According to the source, Rahmatullah's brother, his driver, his cousin and a Forex dealer have been arrested by the Afghan security forces in PD4 of Kabul city.
The New York Times article said: "Afghan officials this week described a sequence of events that dovetailed with the account of the intelligence. They said that several businessmen who transfer money through the informal "hawala" system were arrested in Afghanistan over the past six months and were suspected of being part of a ring of middlemen who operated between the Russian intelligence agency, known as the G.R.U., and Taliban-linked militants. The businessmen were arrested in what the officials described as sweeping raids in the north of Afghanistan as well as in Kabul."
"The Taliban are getting help from across the border and also from the regional intelligence," said Rabbani Rabbani, a member of the provincial council in Kunduz, a province in the north.
According to the New York Times, the security forces seized $500,000 million during an operation at the house of Rahmatullah in Kunduz province.
The New York Times also said that Rahmatullah changed from a small drug smuggler to a contractor and businessman.
"There has been a war in Afghanistan for years when the Russians were ruling here, the Americans were doing the same thing, now, also, we can't reject that Russia is doing the same thing against the Americans," said Shah Khan Sherzad, a lawmaker from Kunduz.
Local residents in the area in Kunduz have said that no one is living in the four-story building that belongs to Rahmatullah after the military operation.

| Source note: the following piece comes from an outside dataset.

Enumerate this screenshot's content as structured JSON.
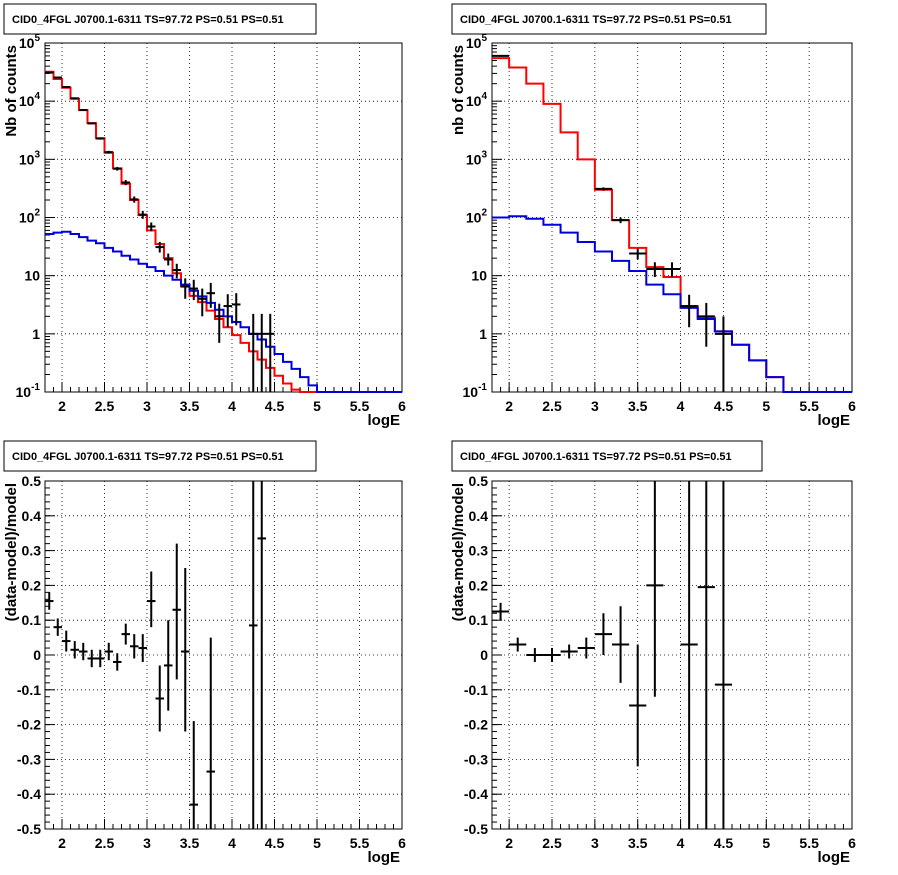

According to the source, Rahmatullah was not stable economically in the initial days the US forces came to Afghanistan, however, later on, he obtained several contracts from the German forces in Kunduz and received a lot of money and then established a construction company in 2008.
"I think it is not a new trend, it's not a new thing, it's a strategic war between the US and the former Soviet Union that has been underway for years," said Amanullah Barakzai, the former deputy head of the National Directorate of Security (NDS).

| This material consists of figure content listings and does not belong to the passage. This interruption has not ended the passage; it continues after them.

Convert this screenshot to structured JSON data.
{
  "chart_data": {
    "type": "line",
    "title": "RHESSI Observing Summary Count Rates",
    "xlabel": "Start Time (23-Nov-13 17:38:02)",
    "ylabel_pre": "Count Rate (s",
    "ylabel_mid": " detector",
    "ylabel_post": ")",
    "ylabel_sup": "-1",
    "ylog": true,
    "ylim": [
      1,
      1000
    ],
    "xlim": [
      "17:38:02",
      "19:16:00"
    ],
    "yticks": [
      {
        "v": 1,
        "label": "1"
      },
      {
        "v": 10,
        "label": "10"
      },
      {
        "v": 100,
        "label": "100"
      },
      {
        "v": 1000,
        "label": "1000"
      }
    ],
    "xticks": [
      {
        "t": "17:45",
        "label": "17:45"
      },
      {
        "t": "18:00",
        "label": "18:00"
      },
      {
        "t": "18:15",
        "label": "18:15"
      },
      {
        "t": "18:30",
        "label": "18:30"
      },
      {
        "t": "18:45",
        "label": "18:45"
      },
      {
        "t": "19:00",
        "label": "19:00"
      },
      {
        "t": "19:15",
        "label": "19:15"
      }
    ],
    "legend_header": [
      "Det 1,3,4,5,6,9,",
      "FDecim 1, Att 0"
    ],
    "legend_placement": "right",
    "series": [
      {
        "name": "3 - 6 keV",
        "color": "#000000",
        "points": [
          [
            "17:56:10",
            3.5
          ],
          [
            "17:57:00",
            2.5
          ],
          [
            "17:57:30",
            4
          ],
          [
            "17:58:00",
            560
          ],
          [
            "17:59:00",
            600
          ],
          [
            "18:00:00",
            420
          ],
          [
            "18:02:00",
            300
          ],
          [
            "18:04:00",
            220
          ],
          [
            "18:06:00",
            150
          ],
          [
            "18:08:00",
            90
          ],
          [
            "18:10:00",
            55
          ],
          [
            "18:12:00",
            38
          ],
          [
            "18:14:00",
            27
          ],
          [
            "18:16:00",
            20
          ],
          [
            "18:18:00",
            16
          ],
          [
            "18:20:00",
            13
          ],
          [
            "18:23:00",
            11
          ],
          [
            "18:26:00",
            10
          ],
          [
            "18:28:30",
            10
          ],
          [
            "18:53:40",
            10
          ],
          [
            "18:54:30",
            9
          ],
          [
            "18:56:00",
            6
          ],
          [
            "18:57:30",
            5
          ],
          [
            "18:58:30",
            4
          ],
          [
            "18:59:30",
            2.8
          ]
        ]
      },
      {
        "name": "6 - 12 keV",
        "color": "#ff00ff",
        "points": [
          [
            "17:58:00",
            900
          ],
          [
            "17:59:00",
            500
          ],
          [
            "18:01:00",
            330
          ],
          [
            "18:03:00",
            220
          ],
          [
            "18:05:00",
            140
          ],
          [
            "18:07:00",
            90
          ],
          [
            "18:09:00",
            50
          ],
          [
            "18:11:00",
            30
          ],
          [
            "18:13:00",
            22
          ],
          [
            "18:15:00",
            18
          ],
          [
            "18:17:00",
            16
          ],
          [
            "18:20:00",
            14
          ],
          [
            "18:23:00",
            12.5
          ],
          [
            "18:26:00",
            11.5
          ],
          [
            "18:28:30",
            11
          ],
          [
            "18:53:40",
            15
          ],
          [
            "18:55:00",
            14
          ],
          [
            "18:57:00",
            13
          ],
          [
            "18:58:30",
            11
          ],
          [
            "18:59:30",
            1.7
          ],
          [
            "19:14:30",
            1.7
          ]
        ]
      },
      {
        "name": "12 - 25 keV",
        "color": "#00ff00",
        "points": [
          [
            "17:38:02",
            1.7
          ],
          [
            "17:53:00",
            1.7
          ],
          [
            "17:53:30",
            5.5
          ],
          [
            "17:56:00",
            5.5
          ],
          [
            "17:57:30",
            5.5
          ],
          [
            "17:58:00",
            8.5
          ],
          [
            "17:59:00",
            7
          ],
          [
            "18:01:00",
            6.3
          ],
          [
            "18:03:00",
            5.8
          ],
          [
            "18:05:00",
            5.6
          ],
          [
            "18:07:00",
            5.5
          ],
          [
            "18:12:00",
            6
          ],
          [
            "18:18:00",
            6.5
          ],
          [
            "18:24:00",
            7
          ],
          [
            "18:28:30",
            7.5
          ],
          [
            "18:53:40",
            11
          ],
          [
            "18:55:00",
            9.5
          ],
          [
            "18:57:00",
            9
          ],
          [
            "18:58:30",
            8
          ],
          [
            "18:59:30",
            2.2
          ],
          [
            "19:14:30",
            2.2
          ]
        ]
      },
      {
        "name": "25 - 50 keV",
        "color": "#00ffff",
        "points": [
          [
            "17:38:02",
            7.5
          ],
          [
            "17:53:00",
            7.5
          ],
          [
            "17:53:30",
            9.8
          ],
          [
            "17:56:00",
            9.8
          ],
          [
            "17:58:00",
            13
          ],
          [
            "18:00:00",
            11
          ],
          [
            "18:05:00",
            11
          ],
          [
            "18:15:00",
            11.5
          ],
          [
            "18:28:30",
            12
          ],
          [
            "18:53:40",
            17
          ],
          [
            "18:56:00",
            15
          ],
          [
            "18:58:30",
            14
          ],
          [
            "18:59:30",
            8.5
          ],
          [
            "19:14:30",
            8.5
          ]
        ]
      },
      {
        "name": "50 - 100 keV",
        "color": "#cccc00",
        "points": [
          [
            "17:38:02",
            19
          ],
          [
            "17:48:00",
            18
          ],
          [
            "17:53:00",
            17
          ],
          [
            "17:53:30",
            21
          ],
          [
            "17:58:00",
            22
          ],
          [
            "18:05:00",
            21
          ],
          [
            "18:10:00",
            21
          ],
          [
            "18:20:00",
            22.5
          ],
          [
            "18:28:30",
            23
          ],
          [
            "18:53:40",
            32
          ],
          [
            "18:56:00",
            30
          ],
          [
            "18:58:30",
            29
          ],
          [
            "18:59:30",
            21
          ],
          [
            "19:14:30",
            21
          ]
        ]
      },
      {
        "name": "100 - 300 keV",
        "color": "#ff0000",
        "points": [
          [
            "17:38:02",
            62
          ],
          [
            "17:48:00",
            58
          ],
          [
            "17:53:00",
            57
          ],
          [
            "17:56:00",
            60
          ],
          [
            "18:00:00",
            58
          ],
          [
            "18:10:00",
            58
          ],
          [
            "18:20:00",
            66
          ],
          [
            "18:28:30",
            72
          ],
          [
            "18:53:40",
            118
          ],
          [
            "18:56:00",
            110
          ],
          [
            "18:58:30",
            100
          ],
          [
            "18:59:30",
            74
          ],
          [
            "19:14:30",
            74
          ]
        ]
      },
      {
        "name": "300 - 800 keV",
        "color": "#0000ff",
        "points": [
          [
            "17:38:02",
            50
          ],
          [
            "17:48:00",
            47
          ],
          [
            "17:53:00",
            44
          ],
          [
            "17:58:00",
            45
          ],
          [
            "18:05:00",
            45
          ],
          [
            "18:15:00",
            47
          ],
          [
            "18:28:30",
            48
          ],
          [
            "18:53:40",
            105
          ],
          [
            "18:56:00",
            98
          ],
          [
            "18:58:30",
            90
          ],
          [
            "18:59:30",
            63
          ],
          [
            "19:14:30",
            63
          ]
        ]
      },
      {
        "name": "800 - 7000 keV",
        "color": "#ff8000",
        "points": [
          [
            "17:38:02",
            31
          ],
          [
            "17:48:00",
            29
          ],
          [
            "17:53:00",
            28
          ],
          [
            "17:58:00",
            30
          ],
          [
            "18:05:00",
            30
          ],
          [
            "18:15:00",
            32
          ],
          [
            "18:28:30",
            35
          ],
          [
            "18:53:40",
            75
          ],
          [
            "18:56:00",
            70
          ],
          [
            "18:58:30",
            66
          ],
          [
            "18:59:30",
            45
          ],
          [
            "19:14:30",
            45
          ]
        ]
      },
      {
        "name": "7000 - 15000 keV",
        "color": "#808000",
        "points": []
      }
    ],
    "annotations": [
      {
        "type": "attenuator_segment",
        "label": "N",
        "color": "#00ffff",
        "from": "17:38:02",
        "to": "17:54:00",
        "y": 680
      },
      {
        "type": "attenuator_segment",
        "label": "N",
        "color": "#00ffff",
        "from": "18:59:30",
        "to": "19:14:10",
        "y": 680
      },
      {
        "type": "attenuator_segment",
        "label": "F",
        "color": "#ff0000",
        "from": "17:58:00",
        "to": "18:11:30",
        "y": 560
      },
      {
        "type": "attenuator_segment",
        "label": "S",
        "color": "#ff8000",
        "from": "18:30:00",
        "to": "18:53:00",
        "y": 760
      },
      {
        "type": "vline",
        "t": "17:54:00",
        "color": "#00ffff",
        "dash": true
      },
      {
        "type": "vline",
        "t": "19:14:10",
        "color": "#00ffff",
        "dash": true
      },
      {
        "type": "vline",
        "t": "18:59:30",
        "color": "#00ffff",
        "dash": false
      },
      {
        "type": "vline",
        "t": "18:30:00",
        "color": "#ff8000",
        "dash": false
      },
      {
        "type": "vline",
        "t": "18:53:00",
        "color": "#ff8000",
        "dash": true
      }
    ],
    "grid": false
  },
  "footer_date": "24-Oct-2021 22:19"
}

"In the past, the Americans were giving money to kill the Russians in Afghanistan, now--based on the New York Times claim--the Russians provide money to kill the Americans. In both cases, it is only Afghanistan which is the location of the killings," said Ahmad Saeedi, a military expert in Kabul.
Russia Engaged in Afghanistan is "Nothing New": Pompeo
The US Secretary of State Mike Pompeo on Wednesday, in remarks to the press on the reports of Russian bounties for Taliban fighters who kill Americans, said: "The fact that the Russians are engaged in Afghanistan in a way that's adverse to the United States is nothing new."
"Some members of Congress who are out there today suggesting that they are shocked and appalled by this, they saw the same intelligence that we saw. So it would be interesting to ask them what they did when they saw whatever intelligence it is that they are referring to," Pompeo said.
"They would have had access to this information as well - not just the intelligence committees, by the way - even more broadly than that," he said.
According to a New York Times article citing three anonymous American officials, US intelligence monitored electronic data showing large financial transfers from a bank account controlled by Russia's military intelligence agency to a Taliban-linked account, which the Times offers as evidence potentially supporting allegations that Russia covertly offered bounties for killing US and coalition troops in Afghanistan.
The Taliban and Russia have rejected the allegations.
Trump said on Wednesday he was not told about a reported Russian effort to get the Taliban to kill US soldiers because many US intelligence officials doubted its veracity, a stance contradicted by four US and European sources and by its inclusion in a widely read CIA report in May, Reuters reported.
"We never heard about it because intelligence never found it to be of that level," he told Fox Business Network. "The intelligence people... many of them didn't believe it happened at all."
House of Representatives Speaker Nancy Pelosi, the top Democrat in Congress, said the United States must immediately impose sanctions on Russia.
The White House said Pelosi and other congressional leaders will receive a briefing on Thursday.